On our way to Vegas and Grand Canyon we spent two restful nights at the Grover Hot Springs State Park. Located at elevation in the Sierra Nevada Mountains, the park has naturally fed mineral hot pools in the midst of a mountain meadow, which make for a soothing cap off to any day. We had a great site - on a bluff overlooking the park, with dense forests behind us - and deer would wander through our living area at dusk. It was almost over-the-top idyllic. After two days there where we didn't do much other than relax, we were headed to Grand Canyon, via Sin City.
The drive through the interior of Nevada is, well, depressing. If Vegas is the city that made it big gambling, then the small towns you have to pass through to get there are the ones who got addicted and lost everything. Boarded up businesses seem to outnumber those that are still clinging to operation, there are rows of slot machines crammed into every dingy convenience store, and I half expected to see tumbleweed instead of locals whenever we stopped for gas or food. All of this isolation and hardship is all the more pronounced when contrasted with a destination that is renowned for the way that people and money flow through its revolving doors at a mind boggling rate.
We pulled onto Las Vegas Boulevard ("the strip") just after dark on a Wednesday (June 10th), much to the shock of our wilderness-oriented systems (our time in L.A. and San Francisco notwithstanding). The lights were flashing, the music was blaring and the sidewalks seemed to be one continuous line of people, three abreast, on either side of the street. We weren't sure that time in Vegas would be to the enjoyment of either one of us, but it was getting late and we managed to find a modestly priced Travelodge in the heart of the strip, so we pulled in for the night. (While we paid a nightly rate at the Travelodge, there were enterprising young women in short skirts spending time in the parking lot and going in and out of rooms with a frequency which would indicate the inn might have had some sort of hourly special that night, but I digress).
After showers we cruised the strip, a daunting task in and of itself. Single resort/casinos take up entire blocks, so passing by only a few of them can take a while when you factor in the slow-moving pedestrian traffic. Added to that is the fact that they are all mazes on the inside (deliberately, of course) so "Let's go into the MGM to grab something to drink" can quickly turn into a forty minute side trip into a labyrinth of indulgence. New York New York looked inviting enough, so we wandered in just to spend a little time on the floor of a casino.
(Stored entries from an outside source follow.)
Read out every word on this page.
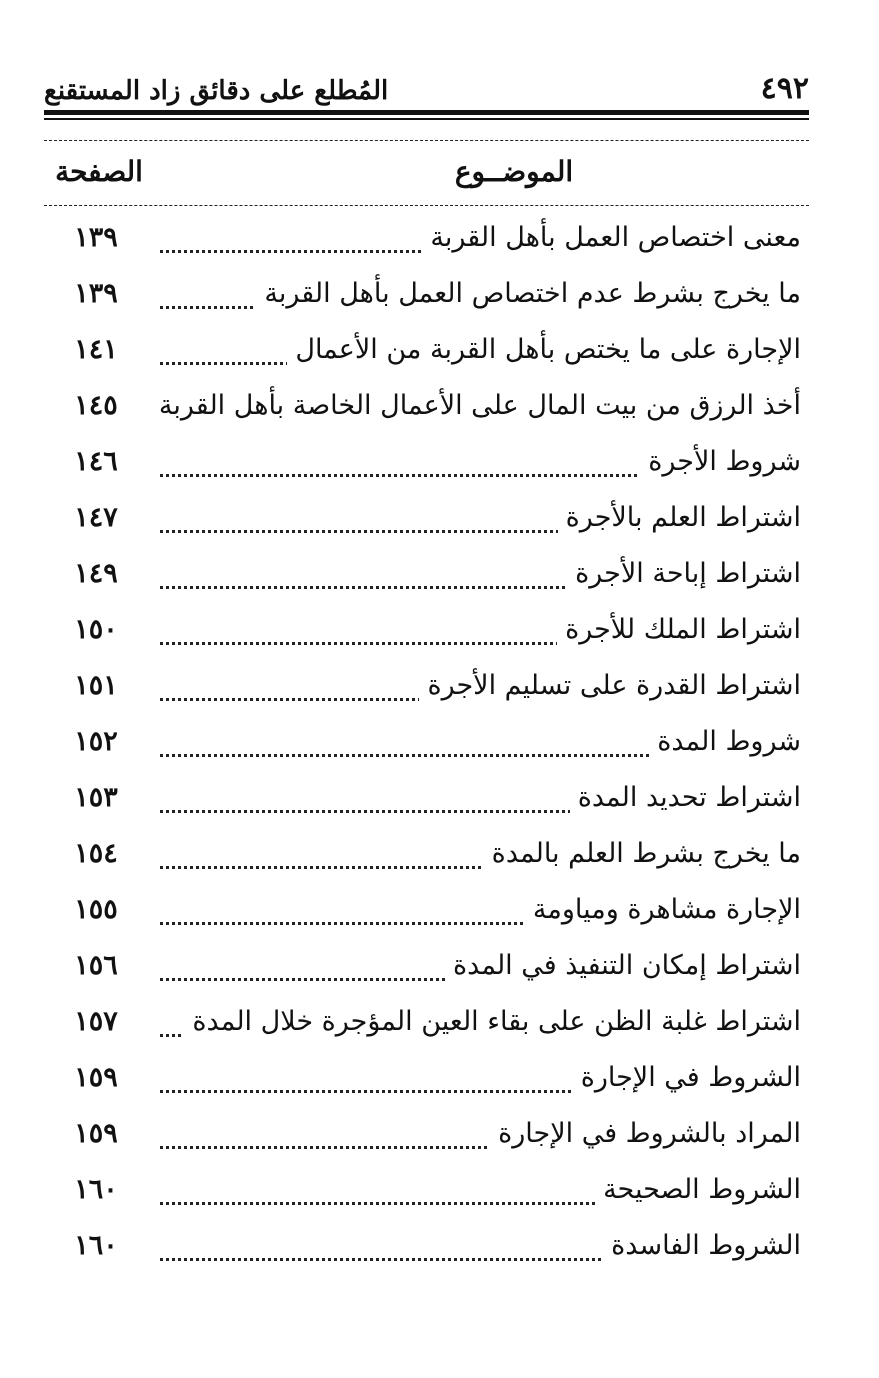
٤٩٢
المُطلع على دقائق زاد المستقنع
الموضــوع
الصفحة
معنى اختصاص العمل بأهل القربة
١٣٩
ما يخرج بشرط عدم اختصاص العمل بأهل القربة
١٣٩
الإجارة على ما يختص بأهل القربة من الأعمال
١٤١
أخذ الرزق من بيت المال على الأعمال الخاصة بأهل القربة
١٤٥
شروط الأجرة
١٤٦
اشتراط العلم بالأجرة
١٤٧
اشتراط إباحة الأجرة
١٤٩
اشتراط الملك للأجرة
١٥٠
اشتراط القدرة على تسليم الأجرة
١٥١
شروط المدة
١٥٢
اشتراط تحديد المدة
١٥٣
ما يخرج بشرط العلم بالمدة
١٥٤
الإجارة مشاهرة ومياومة
١٥٥
اشتراط إمكان التنفيذ في المدة
١٥٦
اشتراط غلبة الظن على بقاء العين المؤجرة خلال المدة
١٥٧
الشروط في الإجارة
١٥٩
المراد بالشروط في الإجارة
١٥٩
الشروط الصحيحة
١٦٠
الشروط الفاسدة
١٦٠
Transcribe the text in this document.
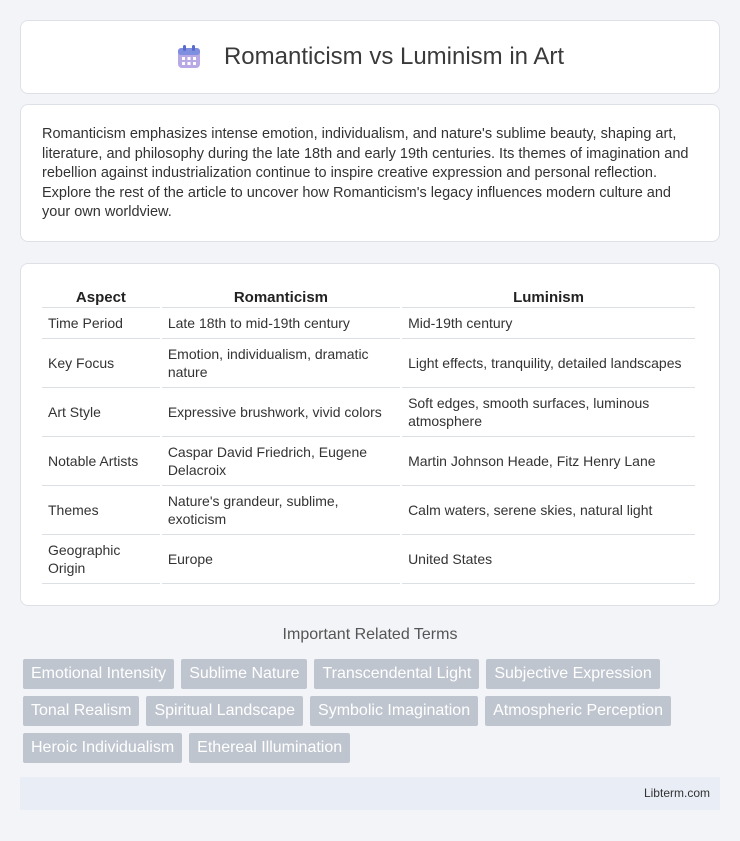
Romanticism vs Luminism in Art

Romanticism emphasizes intense emotion, individualism, and nature's sublime beauty, shaping art, literature, and philosophy during the late 18th and early 19th centuries. Its themes of imagination and rebellion against industrialization continue to inspire creative expression and personal reflection. Explore the rest of the article to uncover how Romanticism's legacy influences modern culture and your own worldview.

Aspect	Romanticism	Luminism
Time Period	Late 18th to mid-19th century	Mid-19th century
Key Focus	Emotion, individualism, dramatic nature	Light effects, tranquility, detailed landscapes
Art Style	Expressive brushwork, vivid colors	Soft edges, smooth surfaces, luminous atmosphere
Notable Artists	Caspar David Friedrich, Eugene Delacroix	Martin Johnson Heade, Fitz Henry Lane
Themes	Nature's grandeur, sublime, exoticism	Calm waters, serene skies, natural light
Geographic Origin	Europe	United States
Important Related Terms
Emotional Intensity	Sublime Nature	Transcendental Light	Subjective Expression
Tonal Realism	Spiritual Landscape	Symbolic Imagination	Atmospheric Perception
Heroic Individualism	Ethereal Illumination
Libterm.com
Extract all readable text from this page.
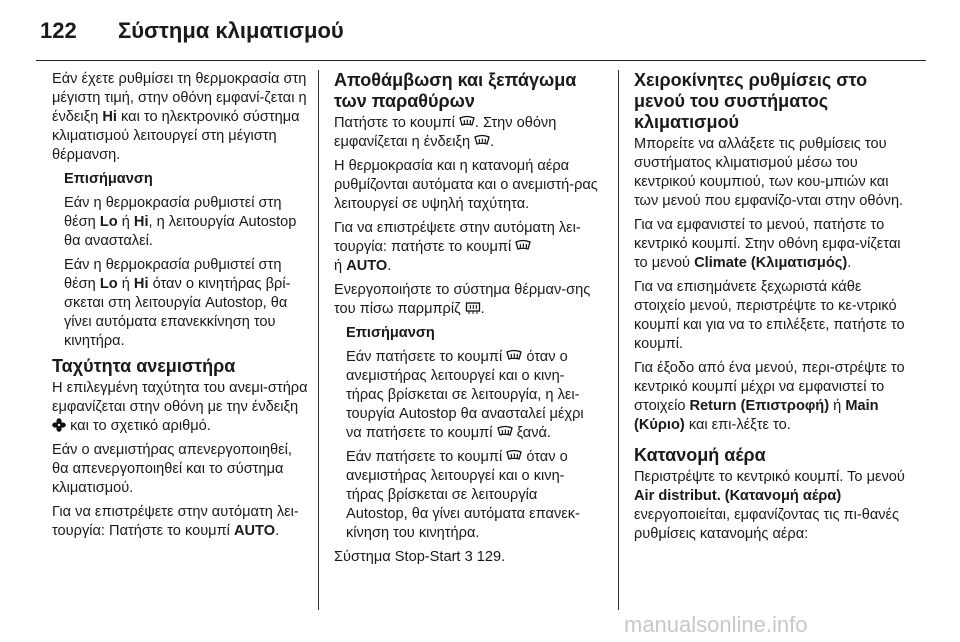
122 Σύστημα κλιματισμού

Εάν έχετε ρυθμίσει τη θερμοκρασία στη μέγιστη τιμή, στην οθόνη εμφανί-ζεται η ένδειξη Hi και το ηλεκτρονικό σύστημα κλιματισμού λειτουργεί στη μέγιστη θέρμανση.

Επισήμανση

Εάν η θερμοκρασία ρυθμιστεί στη θέση Lo ή Hi, η λειτουργία Autostop θα ανασταλεί.

Εάν η θερμοκρασία ρυθμιστεί στη θέση Lo ή Hi όταν ο κινητήρας βρί-σκεται στη λειτουργία Autostop, θα γίνει αυτόματα επανεκκίνηση του κινητήρα.

Ταχύτητα ανεμιστήρα

Η επιλεγμένη ταχύτητα του ανεμι-στήρα εμφανίζεται στην οθόνη με την ένδειξη  και το σχετικό αριθμό.

Εάν ο ανεμιστήρας απενεργοποιηθεί, θα απενεργοποιηθεί και το σύστημα κλιματισμού.

Για να επιστρέψετε στην αυτόματη λει-τουργία: Πατήστε το κουμπί AUTO.

Αποθάμβωση και ξεπάγωμα των παραθύρων

Πατήστε το κουμπί . Στην οθόνη εμφανίζεται η ένδειξη .

Η θερμοκρασία και η κατανομή αέρα ρυθμίζονται αυτόματα και ο ανεμιστή-ρας λειτουργεί σε υψηλή ταχύτητα.

Για να επιστρέψετε στην αυτόματη λει-τουργία: πατήστε το κουμπί
ή AUTO.

Ενεργοποιήστε το σύστημα θέρμαν-σης του πίσω παρμπρίζ .

Επισήμανση

Εάν πατήσετε το κουμπί όταν ο ανεμιστήρας λειτουργεί και ο κινη-τήρας βρίσκεται σε λειτουργία, η λει-τουργία Autostop θα ανασταλεί μέχρι να πατήσετε το κουμπί ξανά.

Εάν πατήσετε το κουμπί όταν ο ανεμιστήρας λειτουργεί και ο κινη-τήρας βρίσκεται σε λειτουργία Autostop, θα γίνει αυτόματα επανεκ-κίνηση του κινητήρα.

Σύστημα Stop-Start 3 129.

Χειροκίνητες ρυθμίσεις στο μενού του συστήματος κλιματισμού

Μπορείτε να αλλάξετε τις ρυθμίσεις του συστήματος κλιματισμού μέσω του κεντρικού κουμπιού, των κου-μπιών και των μενού που εμφανίζο-νται στην οθόνη.

Για να εμφανιστεί το μενού, πατήστε το κεντρικό κουμπί. Στην οθόνη εμφα-νίζεται το μενού Climate (Κλιματισμός).

Για να επισημάνετε ξεχωριστά κάθε στοιχείο μενού, περιστρέψτε το κε-ντρικό κουμπί και για να το επιλέξετε, πατήστε το κουμπί.

Για έξοδο από ένα μενού, περι-στρέψτε το κεντρικό κουμπί μέχρι να εμφανιστεί το στοιχείο Return (Επιστροφή) ή Main (Κύριο) και επι-λέξτε το.

Κατανομή αέρα

Περιστρέψτε το κεντρικό κουμπί. Το μενού Air distribut. (Κατανομή αέρα) ενεργοποιείται, εμφανίζοντας τις πι-θανές ρυθμίσεις κατανομής αέρα:

manualsonline.info
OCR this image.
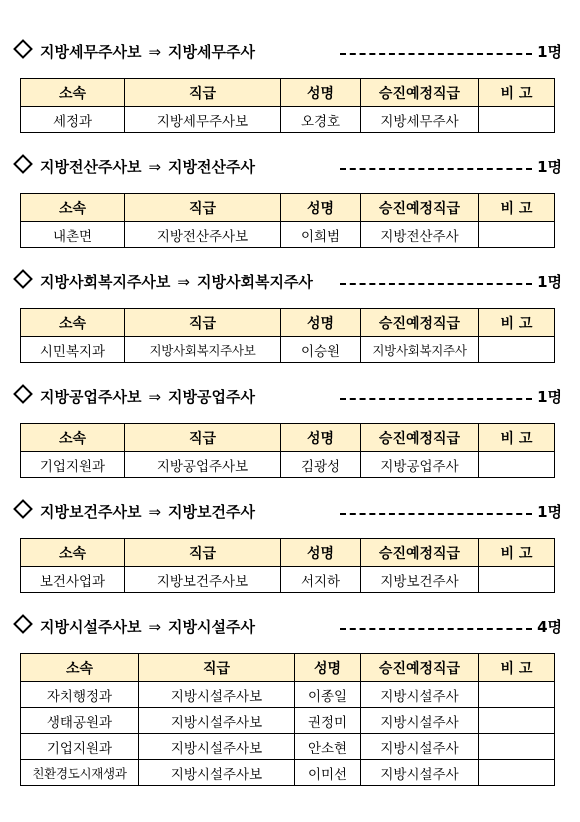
지방세무주사보 ⇒ 지방세무주사	1명
소속	직급	성명	승진예정직급	비 고
세정과	지방세무주사보	오경호	지방세무주사	
지방전산주사보 ⇒ 지방전산주사	1명
소속	직급	성명	승진예정직급	비 고
내촌면	지방전산주사보	이희범	지방전산주사	
지방사회복지주사보 ⇒ 지방사회복지주사	1명
소속	직급	성명	승진예정직급	비 고
시민복지과	지방사회복지주사보	이승원	지방사회복지주사	
지방공업주사보 ⇒ 지방공업주사	1명
소속	직급	성명	승진예정직급	비 고
기업지원과	지방공업주사보	김광성	지방공업주사	
지방보건주사보 ⇒ 지방보건주사	1명
소속	직급	성명	승진예정직급	비 고
보건사업과	지방보건주사보	서지하	지방보건주사	
지방시설주사보 ⇒ 지방시설주사	4명
소속	직급	성명	승진예정직급	비 고
자치행정과	지방시설주사보	이종일	지방시설주사	
생태공원과	지방시설주사보	권정미	지방시설주사	
기업지원과	지방시설주사보	안소현	지방시설주사	
친환경도시재생과	지방시설주사보	이미선	지방시설주사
We were wearily making our way across the floor, both acknowledging that we probably weren't in the right frame of mind for a Vegas trip, when I heard "Hart? Hart Shouldice? Is that you?" Turning around and drawing a brief blank I saw an acquaintance from my days at school in New Brunswick. It was as surprising as it was comforting to see someone who had been a friend years ago so far from the last place we had been in contact. He was there with his girlfriend and another couple, also from our alma mater (Mount Allison University), and we had a pleasant though brief catchup. They were on their way to Utah for some hiking the next day, so we wished them well and continued our dazed meander, as I extolled to Sarah for the billionth time the virtues of going to a small school with a well-defined sense of community and a warm social network that an alumnus never seems to be far from.
The strip was too much to take, plain and simple, so we headed back to the Travelodge, looking forward to Grand Canyon the next day.